Given, Length of latus rectum of the hyperbola= $8$
$\therefore $$\dfrac{{2{b^2}}}{a} = 8$
On solving further, we get
$ \Rightarrow {b^2} = \dfrac{{8a}}{2}$
$ \Rightarrow {b^2} = 4a$ …. (1)
For hyperbola$\dfrac{{{x^2}}}{{{a^2}}} - \dfrac{{{y^2}}}{{{b^2}}} = 1$, the length of transverse axis is $2a$ while the length of conjugate axis is $2b$.
Also, the coordinates of its foci is $\left( { \pm ae,0} \right)$, hence the distance between its foci is $2ae$.
Given that-
Length of conjugate axis of hyperbola= Half of the distance between its foci
$2b = \dfrac{1}{2}\left( {2ae} \right)$
On solving further, we get
$ \Rightarrow b = \dfrac{{ae}}{2}$…. (2)
Substitute the value of $b$ from equation (2) to equation (1),we get
${\left( {\dfrac{{ae}}{2}} \right)^2} = 4a$
$ \Rightarrow \dfrac{{{a^2}{e^2}}}{4} = 4{a^{}}$
$ \Rightarrow {a^2}{e^2} = 16a$ …. (3)
But for hyperbola$\dfrac{{{x^2}}}{{{a^2}}} - \dfrac{{{y^2}}}{{{b^2}}} = 1$ we also know that,
 ${b^2} = {a^2}{e^2} - {a^2}$
Now, substitute the values of ${b^2}$ and ${a^2}{e^2}$ from equation (1) and (3), we get
$ \Rightarrow 4a = 16a - {a^2}$
$ \Rightarrow {a^2} - 12a = 0$
$ \Rightarrow a\left( {a - 12} \right) = 0$
$ \Rightarrow $$a = 12$
Now, Substitute $a = 12$ in equation (1)to find the value of $b$:
${b^2} = 4\left( {12} \right)$
${b^2} = 48$
$b = \sqrt {48} $
Now eccentricity for hyperbola is given by $e = \sqrt {1 + \dfrac{{{b^2}}}{{{a^2}}}} $
$e = \sqrt {1 + \dfrac{{{{\left( {\sqrt {48} } \right)}^2}}}{{{{\left( {12} \right)}^2}}}} $
$ \Rightarrow e = \sqrt {1 + \dfrac{{48}}{{144}}} $
$ \Rightarrow e = \sqrt {1 + \dfrac{1}{3}} $
$ \Rightarrow e = \sqrt {\dfrac{4}{3}} $
$ \Rightarrow e = \dfrac{2}{{\sqrt 3 }}$

So, the correct answer is “Option B”.

Note:The eccentricity of a conic section tells us how close it is to being in the shape of a circle.
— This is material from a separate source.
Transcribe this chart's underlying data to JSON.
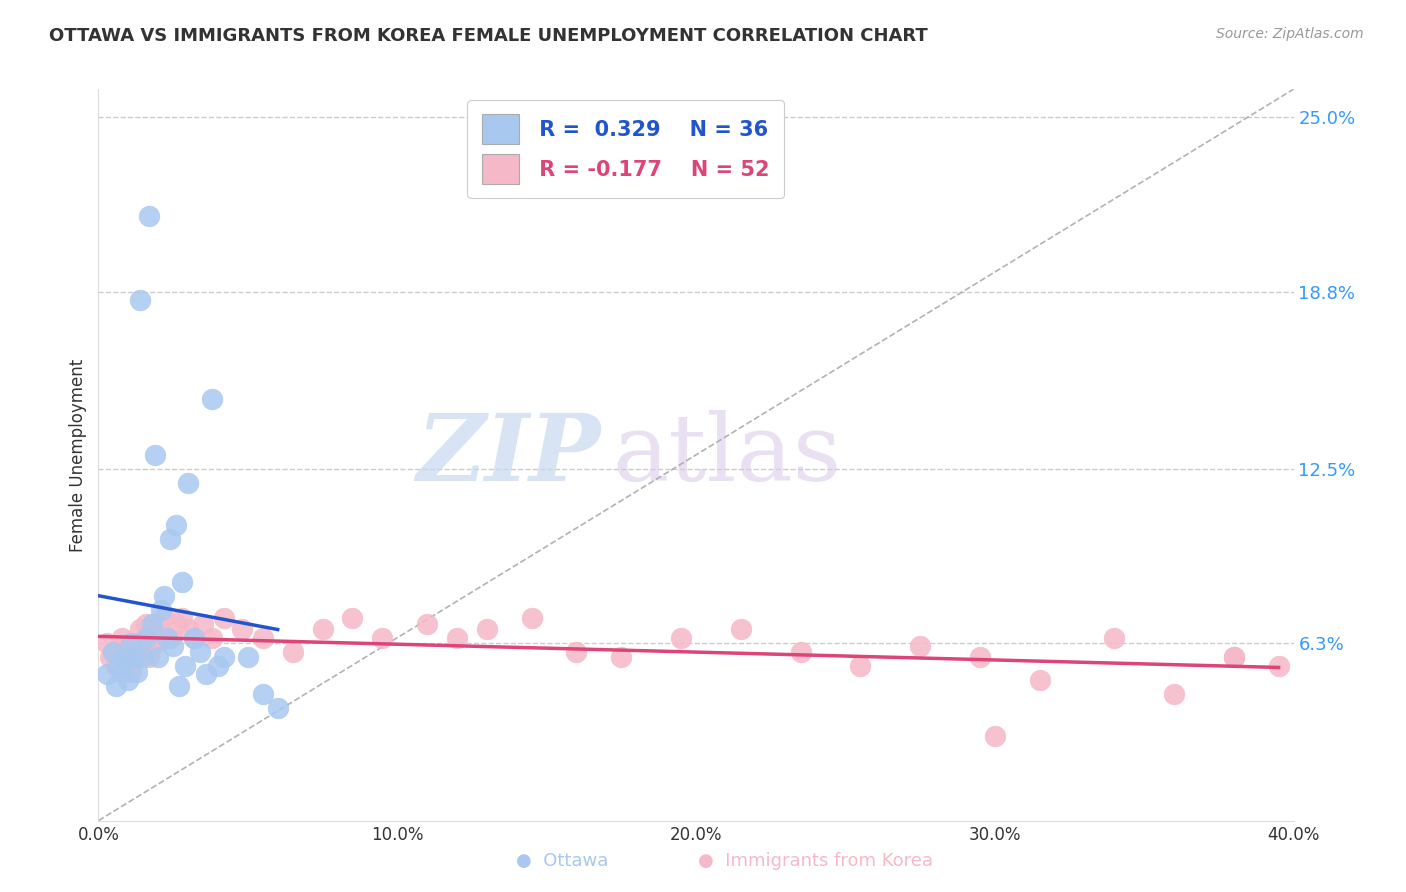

The eccentricity of a hyperbola $\dfrac{{{x^2}}}{{{a^2}}} - \dfrac{{{y^2}}}{{{b^2}}} = 1$ is always greater than$1$ and can be calculated by the formula: $e = \sqrt {1 + \dfrac{{{b^2}}}{{{a^2}}}} $.While solving the problems related to hyperbola i.e., $\dfrac{{{x^2}}}{{{a^2}}} - \dfrac{{{y^2}}}{{{b^2}}} = 1$ , always remember the relation ${b^2} = {a^2}{e^2} - {a^2}$ ,which is an indirect form of the formula $e = \sqrt {1 + \dfrac{{{b^2}}}{{{a^2}}}} $.